Objectives/Hypothesis
Various animal models have been employed to investigate vocal fold (VF) and phonatory function. However, biomechanical testing techniques to characterize vocal fold structural properties vary and have not compared critical properties across species. We adapted a non-destructive, automated indentation mapping technique to simultaneously quantify VF structural properties (VF cover layer and intact VF) in commonly used species based on the hypothesis that VF biomechanical properties are largely preserved across species.
Study Design
Ex vivo
Methods
Canine, leporine, and swine larynges (n=4 each) were sagittally bisected, measured, and subjected to normal indentation mapping (indentation at 0.3mm; 1.2mm/s) with a 2mm spherical indenter to quantify normal force along the VF cover layer, structural stiffness, and displacement at 0.8mN; 2-D maps of the free VF edge through the conus elasticus were created for these characterizations.
Results
Structural stiffness was 7.79gf/mm (0.15–74.55) for leporine, 2.48gf/mm (0.20–41.75) for canine, and 1.45gf (0.56–4.56) for swine.
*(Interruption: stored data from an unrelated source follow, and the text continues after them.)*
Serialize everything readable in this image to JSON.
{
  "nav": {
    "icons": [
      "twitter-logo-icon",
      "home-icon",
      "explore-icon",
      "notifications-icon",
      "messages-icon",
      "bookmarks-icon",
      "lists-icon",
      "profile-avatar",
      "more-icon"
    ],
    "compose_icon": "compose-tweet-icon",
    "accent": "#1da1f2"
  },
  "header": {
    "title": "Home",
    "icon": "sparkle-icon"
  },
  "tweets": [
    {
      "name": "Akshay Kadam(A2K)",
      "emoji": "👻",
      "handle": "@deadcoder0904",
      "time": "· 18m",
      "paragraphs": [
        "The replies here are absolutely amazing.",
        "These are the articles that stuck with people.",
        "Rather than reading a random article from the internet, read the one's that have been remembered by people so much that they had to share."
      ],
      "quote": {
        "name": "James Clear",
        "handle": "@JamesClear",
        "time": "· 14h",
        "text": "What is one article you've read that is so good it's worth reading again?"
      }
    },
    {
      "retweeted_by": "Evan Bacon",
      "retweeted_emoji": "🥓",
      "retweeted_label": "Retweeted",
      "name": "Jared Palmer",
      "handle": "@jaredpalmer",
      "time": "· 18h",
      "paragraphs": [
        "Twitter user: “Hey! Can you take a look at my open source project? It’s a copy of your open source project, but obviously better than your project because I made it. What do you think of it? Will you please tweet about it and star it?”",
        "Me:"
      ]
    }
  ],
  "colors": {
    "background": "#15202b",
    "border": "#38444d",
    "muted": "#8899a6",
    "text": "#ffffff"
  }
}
For each species, the lowest values were along the free VF edge (mean ± SD; leporine: 0.40±0.21gf/mm, canine: 1.14±0.49gf/mm, swine: 0.89±0.28gf/mm). Similar results were obtained for the cover layer normal force at 0.3mm. On the free VF edge, mean (SD) displacement at 0.08gf was 0.14mm (0.05) in leporine, 0.11mm (0.03) in canine, and 0.10mm (0.02) in swine.
Conclusions
Automated indentation mapping yielded reproducible biomechanical property measurement of the VF cover and intact VF. Divergent VF structural properties across canine, swine, and leporine species were observed.